Though Williams is offering her own testimony, she is afraid about what might ultimately happen due to all of the red tape related to the Canadian National MMIW Inquiry, and if the end result will be positive due to the firings and resignations.

“I lost all confidence,” said Lorelei Williams to the CBC. “I was on the fence but then I started to teeter toward maybe this inquiry isn’t good.”

Williams said even with all of the problems, the families finally have a chance to share their stories and perhaps some good will come of it. “This is all we’ve got right now, so many Indigenous women’s lives depend on this,” Williams said.

The Chief Commissioner of the MMIW / MMIWG Inquiry Marion Buller told the CBC she can empathize with families who might be losing faith in a system plagued with problems. “I can understand that people would be frustrated and had other expectations, but this is a national inquiry with a strict timeline handling horrible, horrible subject matter,” Buller said.
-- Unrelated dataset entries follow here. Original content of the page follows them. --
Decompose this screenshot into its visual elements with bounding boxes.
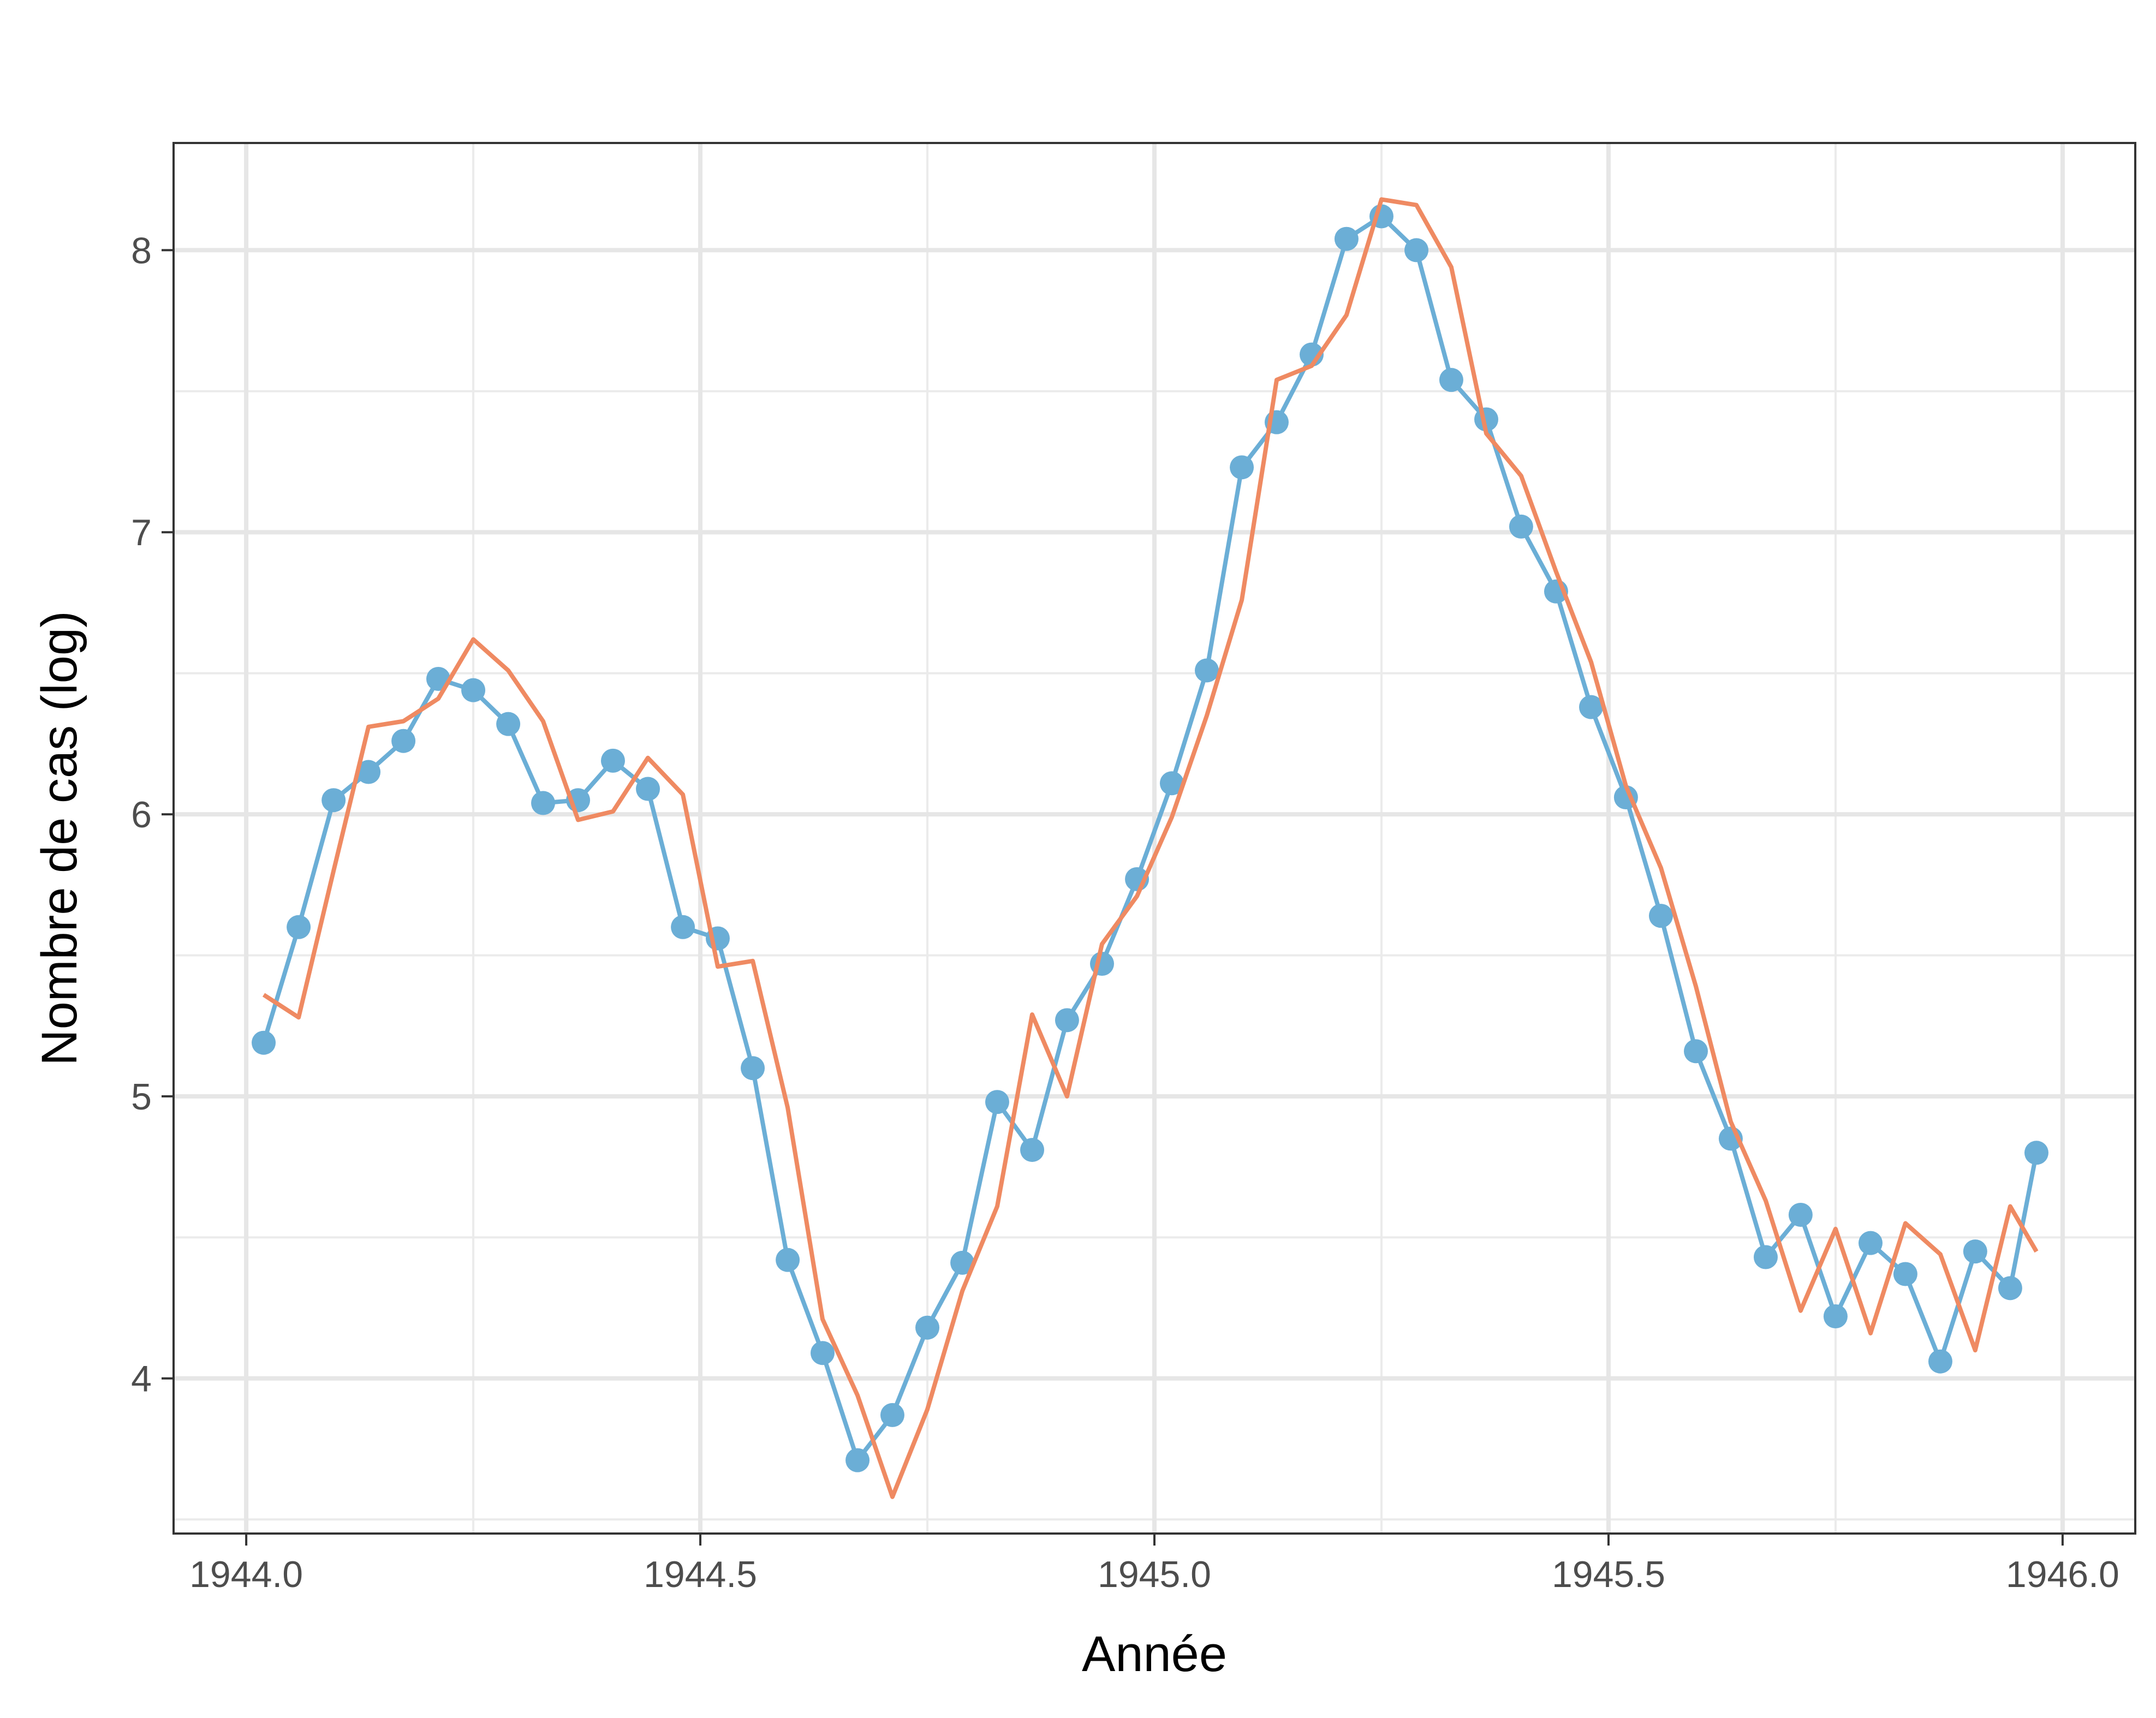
y-tick-label: 4	[131, 1358, 152, 1400]
x-axis-title: Année	[1082, 1626, 1227, 1682]
series-layer	[252, 197, 2048, 1499]
data-point	[1684, 1039, 1708, 1064]
series-line-1	[261, 214, 2039, 1463]
data-point	[776, 1248, 800, 1272]
data-point	[287, 915, 311, 939]
data-point	[321, 788, 346, 813]
data-point	[671, 915, 695, 939]
series-line-2	[262, 197, 2039, 1499]
y-tick-label: 8	[131, 230, 152, 271]
x-tick-label: 1946.0	[2006, 1554, 2119, 1595]
axes: 1944.0 1944.5 1945.0 1945.5 1946.0 4 5 6 7 8	[131, 230, 2119, 1595]
data-point	[915, 1315, 940, 1340]
data-point	[1334, 226, 1359, 251]
data-point	[1159, 771, 1184, 796]
data-point	[496, 712, 521, 736]
data-point	[636, 777, 660, 801]
data-point	[1055, 1008, 1079, 1033]
y-tick-label: 5	[131, 1076, 152, 1118]
data-point	[1648, 904, 1673, 928]
data-point	[1020, 1138, 1045, 1162]
data-point	[1509, 514, 1533, 539]
data-point	[1788, 1202, 1813, 1227]
data-point	[600, 748, 625, 773]
y-tick-label: 7	[131, 512, 152, 553]
grid	[174, 143, 2135, 1534]
data-point	[845, 1448, 870, 1472]
data-point	[2024, 1141, 2048, 1165]
y-tick-label: 6	[131, 794, 152, 836]
x-tick-label: 1945.0	[1098, 1554, 1211, 1595]
data-point	[1893, 1262, 1917, 1286]
x-tick-label: 1945.5	[1552, 1554, 1665, 1595]
data-point	[1404, 238, 1429, 263]
data-point	[1579, 695, 1603, 719]
data-point	[1928, 1349, 1952, 1374]
data-point	[880, 1403, 904, 1427]
data-point	[1439, 368, 1463, 392]
data-point	[811, 1341, 835, 1365]
data-point	[461, 678, 486, 702]
data-point	[1823, 1304, 1848, 1329]
data-point	[356, 760, 381, 784]
x-tick-label: 1944.0	[189, 1554, 303, 1595]
data-point	[950, 1250, 975, 1275]
data-point	[1230, 455, 1254, 480]
data-point	[741, 1056, 765, 1081]
data-point	[1858, 1231, 1883, 1255]
data-point	[1998, 1276, 2022, 1301]
data-point	[1753, 1245, 1778, 1269]
data-point	[1195, 658, 1219, 683]
x-tick-label: 1944.5	[644, 1554, 757, 1595]
data-point	[531, 791, 556, 815]
data-point	[985, 1090, 1009, 1114]
data-point	[391, 729, 416, 753]
y-axis-title: Nombre de cas (log)	[32, 611, 87, 1065]
data-point	[252, 1030, 276, 1055]
data-point	[1963, 1239, 1987, 1264]
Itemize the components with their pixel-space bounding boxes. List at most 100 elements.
The commission had to “design the car, build the car and drive the car all at the same time…It was very challenging,” Buller added.

After the public hearings, there will be community hearings and institution hearings. The final report must also be translated into several Indigenous languages. The report must be completed by the end of 2018, but Buller has asked the Canadian federal government for an extension. She has not yet received an official response for her request.

An Extension Is Acceptable – “But Canada Needs To Do A Better Job”

Viviane Michel, the president of Quebec Native Women, says the federal inquiry into MMIW / MMIWG needs to do a better job of gathering information for families after observing hearings in Montreal in early March.

In a press conference Michel told reporters that the national inquiry should be put on hold to make more beneficial changes such as using its powers to collect coroner reports, police reports and autopsy results ahead of time so families have a better understanding of the facts.

Michel said she supports the request for an extension made by Buller — but only if changes are made to better support those testifying. “We want justice to be done,” she said.

In 2016, the Royal Canadian Mounted Police said that 1,107 indigenous women were killed between 1980 and 2012. But that number is in dispute. Native activists, the Native Women’s Association of Canada and families closer to the matter claim over 4,000 women and girls. The government says it was all but impossible to pinpoint an accurate figure.